Он в буквальном смысле ошалел, когда на экране появилась та, о которой он все время думал. Алика давала интервью ведущим. Смысл ее отрывочных реплик был неясен, она говорила что-то о своей последней роли в продолжении популярного сериала. Но Валико вслушивался не в смысл, а в голос красавицы, который был для него краше соловьиной трели. Дослушать ему не дали. Гараев собственноручно прервал трансляцию, разбив экран своим костылем.

Валико уже хотел запустить в вероломного обидчика свой сотовый. И он обязательно бы реализовал свою нехитрую месть, если бы у мобильника не сработал виброзвонок, и Валико на автомате не ответил бы на входящий вызов.

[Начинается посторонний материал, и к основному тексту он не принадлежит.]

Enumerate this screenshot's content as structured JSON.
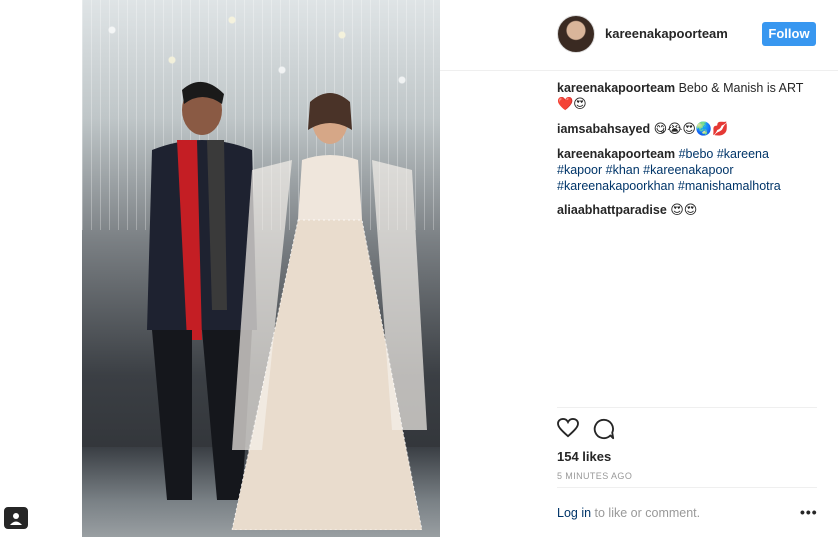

— Привет, брателло, это я — я на Кубе! Как ты?

Используя штамп, реакцию Валико на мой звонок из-за океана можно было легко охарактеризовать следующим образом — он молчал, словно воды в рот набрал. Но я склонен к нестандартным сравнениям и жестким аллегориям. Фрустрация Валико превратила исполина в истукана.

Он не знал, как быть, что делать — враги стояли над душой и могли обо всем догадаться. «Бывший «черный берет» тужился изо всех сил. Надо было быстрее сообразить, как предупредить меня об опасности. Он пытался дать волю импровизации, но понял, что импровизация поддается только Воле. Он так ничего и не придумал. Ну а Гараев, вычислив в два счета причину замешательства раненого великана, быстро смекнул, что явился как раз на «званый ужин», куда его не пригласили, но собирались потчевать гостей приготовленным для него «пирогом».

Гараев улыбнулся уголком рта, не скрывая своего пренебрежения и подчеркивая полное свое превосходство. Он не собирался вмешиваться в разговор, уверенный на все «сто», что в ближайшие сорок минут получит полную стенограмму беседы. Его разрешительный жест ладонью взбесил Валико даже больше, чем состоявшийся мгновеньем раньше неистовый запрет смотреть телевизор. Хотя и за разбитый незваным гостем экран он не собирался никого прощать.